Author: Jordan Link, Research Manager at SAIS China-Africa Research Initiative
As representatives from more than 100 countries assemble this week in Beijing for the second Belt and Road Cooperation Forum, questions remain as the Belt and Road Initiative (BRI) nears its sixth year of existence. Is the BRI a top-down plot for building China’s road to global dominance? Or is it simply a means to “promote world peace and development” as offered by Chinese President Xi Jinping?
The BRI’s amorphous definition has complicated the issue – with projects ranging from port development and hydropower plants to facial recognition technology and a “Polar Silk Road,” Xi’s vision has simultaneously become omniscient and blurry. If the BRI can encapsulate so many disparate projects, does the label matter?
Rather than getting bogged down in this debate, it can be helpful to think of the BRI as a new policy environment that encourages Chinese policy banks, firms, and contractors to engage with developing countries with more impetus than before. While there certainly is a security dimension to this engagement, it is important to establish a strong understanding of how the BRI actually incentivizes Chinese entities abroad.

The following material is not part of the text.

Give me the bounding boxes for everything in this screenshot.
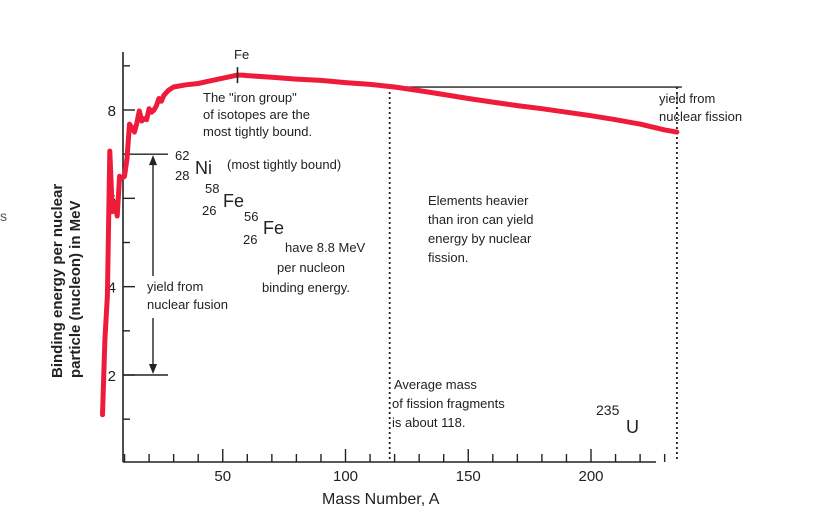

To that end, how successful has Xi Jinping been in creating a BRI-inspired policy environment that encourages Chinese international economic engagement? Analyzing Chinese loans to Africa provides rich data on the subject.
Since the BRI’s announcement in 2013, 37 African countries have signed BRI Memorandums of Understanding (谅解备忘录). Of them, 28 were signed during the 2018 Forum on China-Africa Cooperation (FOCAC).